At first glance, the new Google Pixel Tablet is just an 11-inch slate powered by Android and Google’s AI-centric Tensor G2 chipset. And that certainly is the case, but it doesn’t take long to realize that Google is trying to market the Pixel Tablet as more than that. Thanks to its included charging dock, it’s a dual-purpose device that can act as a smart home display and hub. And in Google’s view, this is the way to fix Android tablets.
Google seems to really want to push this dual-purpose idea, and to this end, the company includes the charging dock – which has a built-in speaker – alongside its tablet for $499, which sounds like a fair deal. Google presents this dual-purpose Android tablet idea as the expected default way to experience the Pixel Tablet. There’s no wall charger in the box, but the tablet ships with a whole speaker stand. It’s a clever idea from which Samsung might be able to learn some things.
Samsung, where’s our complementary Galaxy Tab keyboard attachment?

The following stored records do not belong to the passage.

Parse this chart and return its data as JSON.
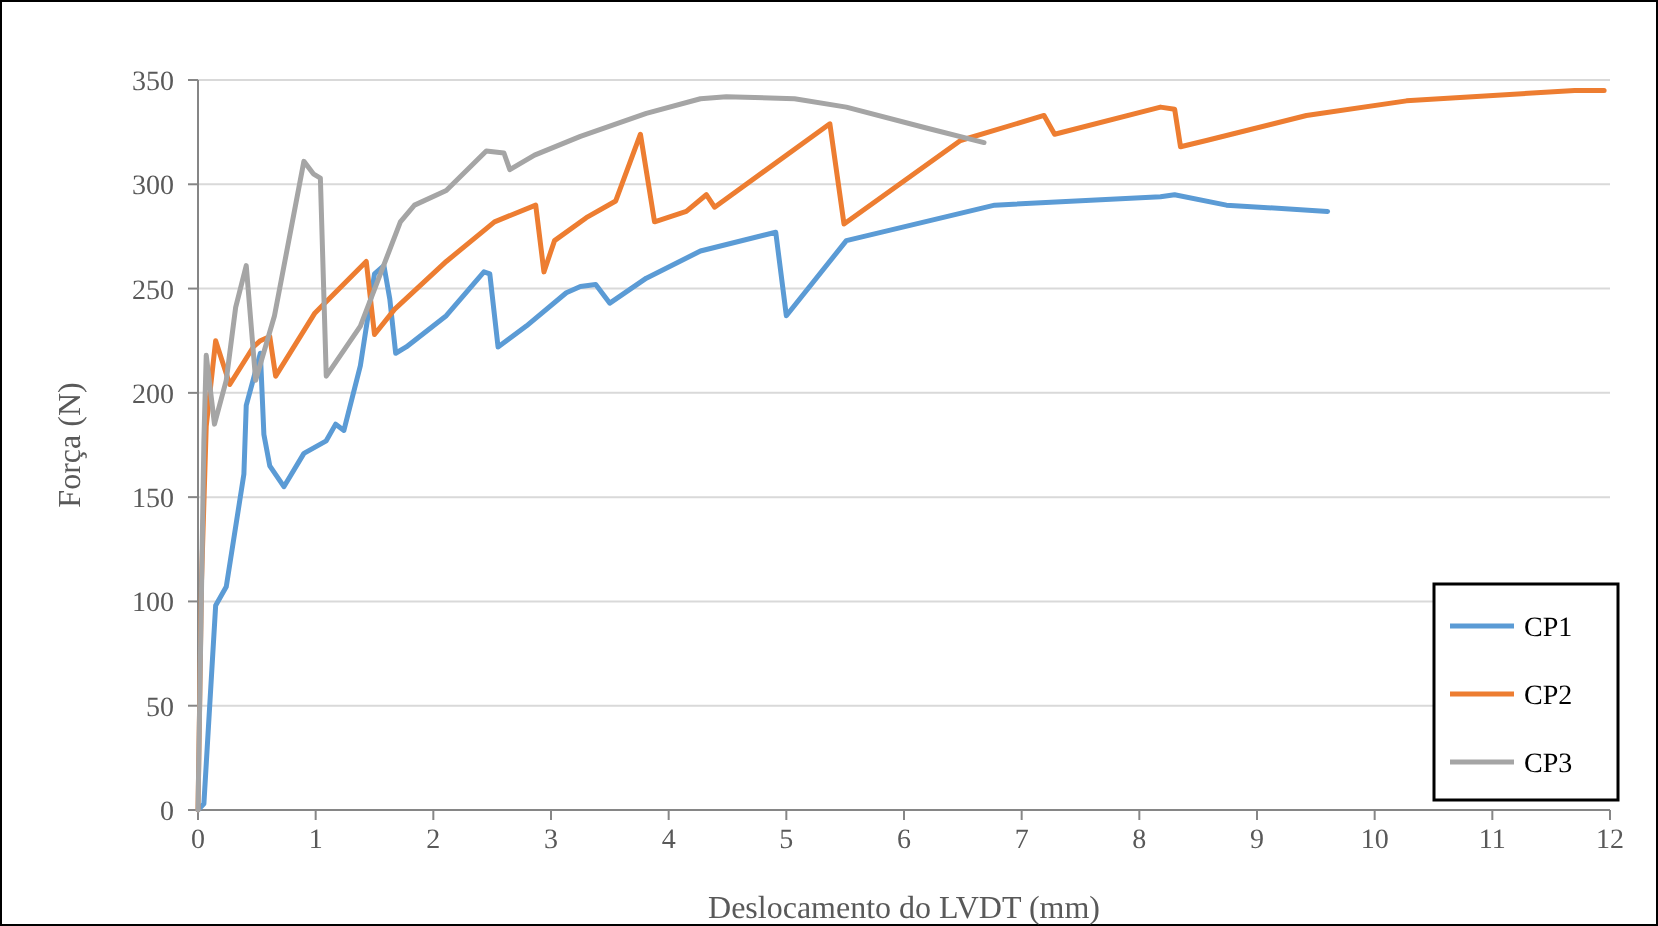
{
  "chart_data": {
    "type": "line",
    "xlabel": "Deslocamento do LVDT (mm)",
    "ylabel": "Força (N)",
    "xlim": [
      0,
      12
    ],
    "ylim": [
      0,
      350
    ],
    "xticks": [
      0,
      1,
      2,
      3,
      4,
      5,
      6,
      7,
      8,
      9,
      10,
      11,
      12
    ],
    "yticks": [
      0,
      50,
      100,
      150,
      200,
      250,
      300,
      350
    ],
    "grid": "y",
    "legend": "bottom right",
    "marker": "none",
    "line_style": "solid",
    "series": [
      {
        "name": "CP1",
        "color": "#5b9bd5",
        "x": [
          0,
          0.05,
          0.15,
          0.24,
          0.39,
          0.41,
          0.53,
          0.56,
          0.61,
          0.73,
          0.9,
          1.09,
          1.17,
          1.24,
          1.38,
          1.5,
          1.58,
          1.63,
          1.68,
          1.77,
          2.11,
          2.43,
          2.48,
          2.55,
          2.79,
          3.13,
          3.25,
          3.38,
          3.5,
          3.81,
          4.27,
          4.91,
          5.0,
          5.51,
          6.77,
          8.18,
          8.3,
          8.74,
          9.6
        ],
        "values": [
          0,
          3,
          98,
          107,
          161,
          194,
          219,
          180,
          165,
          155,
          171,
          177,
          185,
          182,
          213,
          257,
          261,
          245,
          219,
          222,
          237,
          258,
          257,
          222,
          232,
          248,
          251,
          252,
          243,
          255,
          268,
          277,
          237,
          273,
          290,
          294,
          295,
          290,
          287
        ]
      },
      {
        "name": "CP2",
        "color": "#ed7d31",
        "x": [
          0,
          0.03,
          0.07,
          0.15,
          0.27,
          0.47,
          0.53,
          0.61,
          0.66,
          0.99,
          1.43,
          1.5,
          1.67,
          2.11,
          2.52,
          2.87,
          2.94,
          3.03,
          3.3,
          3.55,
          3.76,
          3.88,
          4.15,
          4.32,
          4.39,
          5.37,
          5.49,
          6.48,
          7.19,
          7.28,
          8.18,
          8.3,
          8.35,
          8.57,
          9.42,
          10.27,
          11.7,
          11.95
        ],
        "values": [
          0,
          110,
          184,
          225,
          204,
          222,
          225,
          227,
          208,
          238,
          263,
          228,
          240,
          263,
          282,
          290,
          258,
          273,
          284,
          292,
          324,
          282,
          287,
          295,
          289,
          329,
          281,
          321,
          333,
          324,
          337,
          336,
          318,
          321,
          333,
          340,
          345,
          345
        ]
      },
      {
        "name": "CP3",
        "color": "#a5a5a5",
        "x": [
          0,
          0.05,
          0.07,
          0.14,
          0.24,
          0.32,
          0.41,
          0.49,
          0.65,
          0.9,
          0.98,
          1.04,
          1.09,
          1.38,
          1.72,
          1.84,
          2.11,
          2.45,
          2.6,
          2.65,
          2.86,
          3.25,
          3.81,
          4.27,
          4.49,
          5.07,
          5.51,
          6.19,
          6.68
        ],
        "values": [
          0,
          177,
          218,
          185,
          206,
          241,
          261,
          206,
          237,
          311,
          305,
          303,
          208,
          232,
          282,
          290,
          297,
          316,
          315,
          307,
          314,
          323,
          334,
          341,
          342,
          341,
          337,
          327,
          320
        ]
      }
    ]
  }
}
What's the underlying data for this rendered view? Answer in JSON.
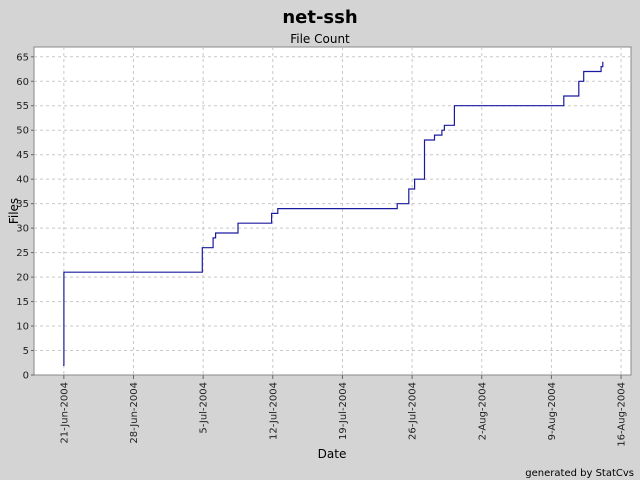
{
  "chart_data": {
    "type": "line",
    "step": true,
    "title": "net-ssh",
    "subtitle": "File Count",
    "xlabel": "Date",
    "ylabel": "Files",
    "x_type": "date",
    "xlim": [
      "2004-06-18",
      "2004-08-17"
    ],
    "ylim": [
      0,
      67
    ],
    "yticks": [
      0,
      5,
      10,
      15,
      20,
      25,
      30,
      35,
      40,
      45,
      50,
      55,
      60,
      65
    ],
    "xticks": [
      {
        "date": "2004-06-21",
        "label": "21-Jun-2004"
      },
      {
        "date": "2004-06-28",
        "label": "28-Jun-2004"
      },
      {
        "date": "2004-07-05",
        "label": "5-Jul-2004"
      },
      {
        "date": "2004-07-12",
        "label": "12-Jul-2004"
      },
      {
        "date": "2004-07-19",
        "label": "19-Jul-2004"
      },
      {
        "date": "2004-07-26",
        "label": "26-Jul-2004"
      },
      {
        "date": "2004-08-02",
        "label": "2-Aug-2004"
      },
      {
        "date": "2004-08-09",
        "label": "9-Aug-2004"
      },
      {
        "date": "2004-08-16",
        "label": "16-Aug-2004"
      }
    ],
    "grid": true,
    "series": [
      {
        "color": "#1a1aa0",
        "points": [
          [
            "2004-06-20T22:00",
            2
          ],
          [
            "2004-06-21T00:00",
            21
          ],
          [
            "2004-07-04T22:00",
            26
          ],
          [
            "2004-07-06T00:00",
            28
          ],
          [
            "2004-07-06T06:00",
            29
          ],
          [
            "2004-07-08T12:00",
            31
          ],
          [
            "2004-07-11T21:00",
            33
          ],
          [
            "2004-07-12T12:00",
            34
          ],
          [
            "2004-07-24T12:00",
            35
          ],
          [
            "2004-07-25T16:00",
            38
          ],
          [
            "2004-07-26T06:00",
            40
          ],
          [
            "2004-07-27T06:00",
            48
          ],
          [
            "2004-07-28T06:00",
            49
          ],
          [
            "2004-07-29T00:00",
            50
          ],
          [
            "2004-07-29T06:00",
            51
          ],
          [
            "2004-07-30T06:00",
            55
          ],
          [
            "2004-08-10T06:00",
            57
          ],
          [
            "2004-08-11T18:00",
            60
          ],
          [
            "2004-08-12T06:00",
            62
          ],
          [
            "2004-08-14T00:00",
            63
          ],
          [
            "2004-08-14T04:00",
            64
          ]
        ]
      }
    ]
  },
  "footer": "generated by StatCvs"
}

One of the main things setting Samsung’s high-end tablets apart is that they come with DeX, which can essentially turn them into laptop replacements. Samsung tried to push this laptop replacement concept to the forefront more than ever with the Galaxy Tab S8 Ultra, but in my opinion, it failed to deliver a clear message and the right tools for this idea to click in people’s minds the right way and truly materialize.
Google, on the other hand, appears to have ticked all the right boxes for its new Android tablet concept. Google’s ads, as well as the product itself, communicate this dual-purpose tablet-smart home hub concept very well. And more importantly, the Pixel Tablet’s charging speaker dock is part of the default tablet experience, included in the package, all for $499. There’s just no way around it, unless customers choose to pay extra for a wall charger.
In contrast, Samsung, despite already having the powerful DeX platform at its disposal, failed to communicate clearly what a laptop replacement could be. A big reason why is that the company doesn’t offer a keyboard attachment included in the Tab S series’ prices but sells these accessories separately for exorbitant prices.
Needless to say, because Samsung’s keyboard attachments are, in fact, a high barrier to entry, this hinders the evolution of DeX and prevents the Tab S series from reaching their full laptop replacement potential and possibly even revolutionizing Android tablets in new, clever ways.
Whether the Pixel Tablet is a threat to the Tab S series and whether or not Google will successfully convince people that its new tablet is also a smart display/speaker/hub is to be determined. But the way the company presents its dual-purpose tablet idea deserves merit. And if Samsung can learn anything from Google’s Pixel Tablet launch, it’s how to try to sell a new tablet concept.